А в роте вас в течение пяти суток будут считать мертвым. Даже с вашей койки уберут все постельные принадлежности. Вы — ноль, ничто, шалопай, поставленный носом в угол.
И при всех перечисленных перемещениях вас сопровождает охранник, держа винтовку перед собой, — ваша тень, ваш стыд. Большие черные круги, нарисованные на груди и спине вашей новой робы, имеют вполне реальную физическую массу, они тяжелы, тянут к земле. Вы чувствуете их каждую секунду и знаете, что они существуют специально для того, чтобы охраннику было легче целиться, если вы вдруг решите вырваться на свободу.
Гауптвахта принимает вас, и вы окончательно становитесь ничем. Вы перестаете быть личностью, у вас нет ничего своего: даже костюм, который вам выдали, принадлежит гауптвахте — на нем стоит ее клеймо. Абсолютно все — даже лезвия для бритья — не ваше. У вас нет ничего, значит, и сами вы ничто.
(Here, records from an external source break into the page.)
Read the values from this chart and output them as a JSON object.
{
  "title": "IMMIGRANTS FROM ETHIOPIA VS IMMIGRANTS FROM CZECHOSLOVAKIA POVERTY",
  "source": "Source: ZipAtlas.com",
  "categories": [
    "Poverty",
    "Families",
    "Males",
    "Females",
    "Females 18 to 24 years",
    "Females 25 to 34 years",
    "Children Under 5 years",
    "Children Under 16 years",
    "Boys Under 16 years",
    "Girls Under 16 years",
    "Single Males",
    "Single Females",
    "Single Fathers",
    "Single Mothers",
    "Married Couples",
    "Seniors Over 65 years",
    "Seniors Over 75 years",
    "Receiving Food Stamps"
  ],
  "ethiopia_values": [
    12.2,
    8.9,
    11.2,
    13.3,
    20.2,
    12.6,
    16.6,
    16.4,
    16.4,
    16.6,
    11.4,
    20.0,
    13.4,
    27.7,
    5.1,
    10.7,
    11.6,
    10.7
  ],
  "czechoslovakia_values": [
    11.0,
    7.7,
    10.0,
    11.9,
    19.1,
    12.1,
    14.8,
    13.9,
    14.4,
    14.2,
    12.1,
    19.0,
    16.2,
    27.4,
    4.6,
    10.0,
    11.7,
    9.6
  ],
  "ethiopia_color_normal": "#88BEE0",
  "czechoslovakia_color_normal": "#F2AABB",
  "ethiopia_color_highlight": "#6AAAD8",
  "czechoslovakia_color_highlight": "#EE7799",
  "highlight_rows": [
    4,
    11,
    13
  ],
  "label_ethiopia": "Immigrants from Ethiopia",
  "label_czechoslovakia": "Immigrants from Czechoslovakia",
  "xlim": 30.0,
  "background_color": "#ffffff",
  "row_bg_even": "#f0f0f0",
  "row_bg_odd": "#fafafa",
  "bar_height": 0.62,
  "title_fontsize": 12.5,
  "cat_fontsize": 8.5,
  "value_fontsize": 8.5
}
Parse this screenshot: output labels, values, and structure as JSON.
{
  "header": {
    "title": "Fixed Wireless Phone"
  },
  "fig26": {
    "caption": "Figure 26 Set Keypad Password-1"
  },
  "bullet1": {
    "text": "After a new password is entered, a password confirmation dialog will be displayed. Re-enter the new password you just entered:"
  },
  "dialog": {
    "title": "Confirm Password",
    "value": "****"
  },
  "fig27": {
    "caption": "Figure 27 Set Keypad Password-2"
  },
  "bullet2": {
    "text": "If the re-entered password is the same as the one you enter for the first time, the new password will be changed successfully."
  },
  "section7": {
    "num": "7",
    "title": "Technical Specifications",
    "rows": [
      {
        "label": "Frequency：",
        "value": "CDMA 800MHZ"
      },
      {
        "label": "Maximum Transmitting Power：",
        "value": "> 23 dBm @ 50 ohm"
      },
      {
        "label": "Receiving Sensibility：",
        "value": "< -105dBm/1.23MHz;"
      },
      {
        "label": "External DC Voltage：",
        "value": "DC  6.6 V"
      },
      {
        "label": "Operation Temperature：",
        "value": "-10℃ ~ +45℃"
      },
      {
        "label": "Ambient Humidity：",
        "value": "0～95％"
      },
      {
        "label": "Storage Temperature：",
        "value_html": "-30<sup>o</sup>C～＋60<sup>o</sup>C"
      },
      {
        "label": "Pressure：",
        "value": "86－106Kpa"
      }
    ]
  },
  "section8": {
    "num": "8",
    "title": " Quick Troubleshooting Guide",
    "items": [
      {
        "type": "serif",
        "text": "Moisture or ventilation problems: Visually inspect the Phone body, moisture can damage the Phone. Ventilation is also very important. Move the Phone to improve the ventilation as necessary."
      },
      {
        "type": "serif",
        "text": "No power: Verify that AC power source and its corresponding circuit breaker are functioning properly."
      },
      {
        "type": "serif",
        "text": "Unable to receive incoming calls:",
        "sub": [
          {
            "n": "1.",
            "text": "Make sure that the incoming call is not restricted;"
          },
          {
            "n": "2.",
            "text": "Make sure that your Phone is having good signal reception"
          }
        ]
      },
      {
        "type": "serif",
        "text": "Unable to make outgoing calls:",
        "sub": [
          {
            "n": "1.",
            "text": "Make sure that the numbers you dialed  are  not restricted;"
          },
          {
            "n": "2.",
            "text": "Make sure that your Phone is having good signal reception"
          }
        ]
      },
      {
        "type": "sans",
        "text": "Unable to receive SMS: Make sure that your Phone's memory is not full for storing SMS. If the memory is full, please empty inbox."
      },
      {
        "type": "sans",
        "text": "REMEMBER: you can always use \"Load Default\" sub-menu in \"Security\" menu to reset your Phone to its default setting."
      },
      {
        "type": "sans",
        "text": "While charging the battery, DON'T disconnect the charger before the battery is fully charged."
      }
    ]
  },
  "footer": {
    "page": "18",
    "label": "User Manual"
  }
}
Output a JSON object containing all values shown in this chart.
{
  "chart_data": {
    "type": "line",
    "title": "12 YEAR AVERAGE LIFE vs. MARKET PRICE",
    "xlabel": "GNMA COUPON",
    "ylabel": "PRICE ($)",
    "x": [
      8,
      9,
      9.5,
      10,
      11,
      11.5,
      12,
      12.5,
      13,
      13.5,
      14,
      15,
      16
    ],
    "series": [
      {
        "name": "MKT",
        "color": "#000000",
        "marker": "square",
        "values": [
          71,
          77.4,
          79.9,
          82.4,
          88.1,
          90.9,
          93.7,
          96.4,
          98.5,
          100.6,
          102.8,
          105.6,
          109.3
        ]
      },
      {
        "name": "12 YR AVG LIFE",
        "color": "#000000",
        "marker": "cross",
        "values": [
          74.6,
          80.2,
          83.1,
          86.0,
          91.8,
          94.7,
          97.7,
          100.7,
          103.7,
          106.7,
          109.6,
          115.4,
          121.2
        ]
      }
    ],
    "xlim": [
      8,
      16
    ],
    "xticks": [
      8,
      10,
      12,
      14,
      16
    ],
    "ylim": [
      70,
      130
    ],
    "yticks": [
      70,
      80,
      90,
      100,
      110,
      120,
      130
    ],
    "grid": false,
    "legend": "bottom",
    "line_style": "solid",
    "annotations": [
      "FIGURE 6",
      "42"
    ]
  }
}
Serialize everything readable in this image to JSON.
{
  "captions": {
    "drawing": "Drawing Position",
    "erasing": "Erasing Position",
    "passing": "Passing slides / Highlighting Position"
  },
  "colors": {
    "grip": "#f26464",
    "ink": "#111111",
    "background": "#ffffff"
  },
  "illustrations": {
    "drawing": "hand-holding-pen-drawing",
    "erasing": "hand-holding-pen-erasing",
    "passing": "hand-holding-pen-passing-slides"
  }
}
За вами со стуком захлопывается железная дверь тюрьмы. Что ожидает очередное попавшее сюда ничтожество? Оказывается, надзиратель, задумчиво вертящий в руках кусок резинового шланга. И вы неожиданно осознаете, что он выбирает для себя жертву. Никто не в силах оцепить комизм ситуации. От цементного пола поднимается холод, и ваше сердце коченеет, пока вы, как кролик на удава, смотрите на надзирателя, в глазах которого горит жестокость.
Холодно, очень холодно, вы один на один с надзирателем гауптвахты, одетым в аккуратную, подогнанную по фигуре форму, а за ним — Корпус Морской пехоты США и все Соединенные Штаты Америки. В действительности же за его плечами дверь, которая открывается, и грубый голос отрывисто командует:
— Вперед, марш!
Вы входите и получаете возможность поприветствовать своих товарищей по несчастью, отбывающих свой срок на хлебе и воде.
Я вошел в мир теней, в пещеру, промытую в подводной скале глубинным течением. Но вскоре различил гул голосов, и тени обрели плоть, я услышал смех, и это мрачное место осветилось самым сильным светом на свете — светом человеческого духа, и я понял, что нахожусь вовсе не в аду, как мне представлялось вначале, а всего лишь на гауптвахте, на каких-то пять суток.